La política migratoria de la República Dominicana no responde al capricho ni a la improvisación. Es un derecho legítimo de cualquier Estado definir quién entra, quién se queda y bajo qué condiciones. Y eso lo estamos haciendo con firmeza, pero también con respeto a los derechos humanos, a nuestra Constitución y a los compromisos internacionales que hemos asumido.
No permitiremos que se confunda la responsabilidad con la resignación. Ayudar no significa renunciar. Ser vecinos no significa ser cómplices de la inacción.
Por eso, hacemos un llamado claro a la comunidad internacional. No basta con declaraciones de preocupación. Se necesita que se concreticen acciones, recursos y voluntad política. La ONU, la OEA, la CARICOM, Estados Unidos, Canada, Francia y otros países europeos deben entender que si Haití se hunde aún más, no solo peligra la isla. Peligra la región.
Se requiere una intervención multilateral urgente, como ya ha ocurrido en el pasado. En 2004, bajo el liderazgo de actores internacionales y con el respaldo de Naciones Unidas, se desplegó una misión internacional de estabilización. Hoy se necesita algo similar, pero más profundo, más sostenido y con visión de futuro.

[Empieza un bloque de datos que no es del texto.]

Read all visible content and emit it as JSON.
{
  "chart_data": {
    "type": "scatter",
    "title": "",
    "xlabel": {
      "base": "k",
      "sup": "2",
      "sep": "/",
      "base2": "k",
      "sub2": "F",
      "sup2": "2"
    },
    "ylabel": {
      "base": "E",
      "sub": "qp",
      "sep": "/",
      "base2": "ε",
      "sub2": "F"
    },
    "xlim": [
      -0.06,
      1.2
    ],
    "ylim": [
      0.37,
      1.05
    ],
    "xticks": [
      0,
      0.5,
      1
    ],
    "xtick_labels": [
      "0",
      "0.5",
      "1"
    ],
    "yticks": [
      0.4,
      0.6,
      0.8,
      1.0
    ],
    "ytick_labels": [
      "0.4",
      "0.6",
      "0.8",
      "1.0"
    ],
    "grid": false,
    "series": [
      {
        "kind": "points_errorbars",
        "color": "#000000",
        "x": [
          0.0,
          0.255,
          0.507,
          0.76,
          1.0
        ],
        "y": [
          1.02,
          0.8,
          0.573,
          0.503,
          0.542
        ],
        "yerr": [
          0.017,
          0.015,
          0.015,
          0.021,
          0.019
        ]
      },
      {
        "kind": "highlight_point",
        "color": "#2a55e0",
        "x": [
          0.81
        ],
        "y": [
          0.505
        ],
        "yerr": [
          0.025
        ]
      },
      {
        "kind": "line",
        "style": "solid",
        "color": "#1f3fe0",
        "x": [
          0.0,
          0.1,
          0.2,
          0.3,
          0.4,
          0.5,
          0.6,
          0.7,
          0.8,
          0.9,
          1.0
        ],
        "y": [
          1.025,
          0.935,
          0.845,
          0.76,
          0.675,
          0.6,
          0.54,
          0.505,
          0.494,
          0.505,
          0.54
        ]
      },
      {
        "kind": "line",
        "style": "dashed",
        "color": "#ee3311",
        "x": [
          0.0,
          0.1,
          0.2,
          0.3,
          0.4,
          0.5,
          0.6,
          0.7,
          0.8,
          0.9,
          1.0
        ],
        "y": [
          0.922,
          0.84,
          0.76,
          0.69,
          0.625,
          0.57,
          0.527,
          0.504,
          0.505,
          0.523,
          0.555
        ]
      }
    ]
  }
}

Además, urge que se renueven los programas económicos que han dado oxígeno a la industria haitiana, como el HOPE (Haitian Hemispheric Opportunity through Partnership Encouragement Act) y el HELP (Haiti Economic Lift Program). Ambos están en riesgo de vencimiento y han sido clave para la creación de más de 20,000 empleos directos e impactan a una población que supera las 200,000 personas, especialmente en el sector textil. Su continuidad puede marcar la diferencia entre más migración forzada o más oportunidades dignas dentro de Haití.
Hoy más que nunca, aplaudimos los esfuerzos del presidente y de los expresidentes. Este no es un tema partidario. Es un tema nacional. Es el momento de dejar de lado las pequeñas diferencias y pensar en lo que está en juego: nuestra estabilidad, nuestra dignidad y nuestro derecho a vivir con orden y seguridad.
Desde el gobierno local, desde nuestras comunidades, desde cada rincón del país, sigamos haciendo lo que nos toca: ayudar cuando sea justo, pero también defender lo nuestro con orgullo, con responsabilidad y con decisión.
Porque nadie va a cuidar mejor a la República Dominicana que nosotros mismos.